There came a time, at the end of May, when Root would seek him out and deliberately intimidate him, trying to make Bracken raise his talons so that he would have an excuse to fight him.
‘He started it,’ Root would tell a despairing Aspen, faced once more by a bewildered, hurt Bracken.
As the days wore on, Bracken began more and more to spend time by himself, exploring away from his home burrow, finding he had further and further to come home again for sleep or worms. In this way he made his way to Barrow Vale one day, but found it too full of other moles, curious about who he was, so he turned away and tried other directions. Another day he went right to the edge of the wood and looked out for the first time on to the pastures, frightened by the open space and massive sky beyond the trees, terrified of the cows who hoofed and pulled at grass beyond the fence.
But Burrhead did not call him cunning for nothing. Bracken quickly realised that his timid appearance and obvious youth allowed him to cross the tunnels of moles who might otherwise be hostile to him. He developed various ways of approaching them, finding that even if they started off hostile, he could usually disarm them by asking a question which established his inferiority and their importance.
‘I’m lost,’ he might say. ‘Can you tell me where the Barrow Vale is from here?’
Or, if he knew their names (which he would try to find out from the preceding mole he had encountered), ‘I was looking for Buckbean because he knows an awful lot about the system,’ and Buckbean suddenly did, indeed, feel he knew an ‘awful lot’ about the system, and would feel flattered and retract his talons—though still standing his ground until quite certain this youngster was safe.
Bracken was to use this approach later and more effectively with the Eastsiders, who were more willing to pass the time of day talking than the Westsiders. But even so, many Westsiders yielded to Bracken’s combination of youthful vulnerability, innocence and flattery to answer his sometimes spurious questions and let him continue his explorations.
The more so because, as Mandrake’s power had increased, he had let it be known that he preferred moles to stay in their territory and not wander around without reason, so a safe stranger like Bracken was welcome for the interest he could bring. It was true, in fact—though the Duncton moles didn’t know it, since they kept to themselves—that there was traditionally more mixing and visiting in Duncton than, for example, out on the pastures.
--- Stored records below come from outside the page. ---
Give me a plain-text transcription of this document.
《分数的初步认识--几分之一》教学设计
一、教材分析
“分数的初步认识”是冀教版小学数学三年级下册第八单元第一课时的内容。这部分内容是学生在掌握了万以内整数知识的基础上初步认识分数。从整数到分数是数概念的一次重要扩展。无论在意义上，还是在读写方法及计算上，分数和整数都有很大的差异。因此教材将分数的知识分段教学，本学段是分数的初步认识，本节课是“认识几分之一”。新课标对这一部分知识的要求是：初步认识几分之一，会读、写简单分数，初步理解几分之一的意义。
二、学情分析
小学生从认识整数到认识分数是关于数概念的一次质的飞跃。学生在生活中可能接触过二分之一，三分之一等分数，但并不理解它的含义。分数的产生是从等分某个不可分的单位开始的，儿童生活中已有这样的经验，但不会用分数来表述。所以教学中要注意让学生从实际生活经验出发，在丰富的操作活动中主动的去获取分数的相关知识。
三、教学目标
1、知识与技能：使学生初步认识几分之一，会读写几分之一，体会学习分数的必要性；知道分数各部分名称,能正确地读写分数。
Mandrake himself came from a desolate system where individuals kept themselves to themselves, but his reasons for encouraging isolation in Duncton were not nostalgic: he knew that the more isolated each Duncton mole was, the better could he control them. And he seemed to have a peculiarly deep-rooted aversion to the Stone.
This all being so, a visiting youngster was more welcome than he once might have been. He could pass on a bit of gossip, he was safe, and Mandrake’s rule didn’t apply to youngsters.
In this way, Bracken was able to learn a great deal about the Westside and something about the system, too. He would hear gossip about the elders, news of the havoc and deaths caused by Mandrake’s henchmoles, among whom his own father was a leading figure, and stories of Mandrake himself.
Of all the things that he heard, it was these that made the biggest impression on him, for there seemed no end to Mandrake’s strength and power:
‘He’s so strong he’s been known to destroy an oak root thick as a mole to make a tunnel.’
‘He’s the best fighter the system’s ever seen and ever likely to see, if you ask me. Do you know, my boy, when he first came to Duncton he killed twelve of the strongest adults before he even set paw in a tunnel? Twelve! Mind you, I wasn’t there myself.’
‘They say the first time he went down the Marsh End he stopped a group of Marshenders from attacking him by just pointing his huge snout at them and staring. Didn’t say a word; just crouched ready and stared. They backed away, tearing at each other to escape. That’s how powerful Mandrake is.’
Mole after mole, females and males, came out with stories like this, so that soon Mandrake assumed terrifying proportions in his mind.
Indeed, Mandrake might well have taken on the mantle of powerful protector of Duncton and its moles in Bracken’s mind had it not been for the fact that his own bullying father was one of Mandrake’s henchmoles and forever going on about the fact. So Mandrake took on a dark and sinister role in Bracken’s imagination rather than a benevolent one.
It was for this reason that Bracken was both surprised and fascinated when, one day towards the end of May, he heard a Westside female say, with the indirectness of a gossip who deliberately invites a follow-up question by the mystery of what she says: ‘Mind you, there’s one mole who can stand up to Mandrake, and there’s nothing, I tell you, absolutely nothing, he can do about it. Not a single solitary thing.’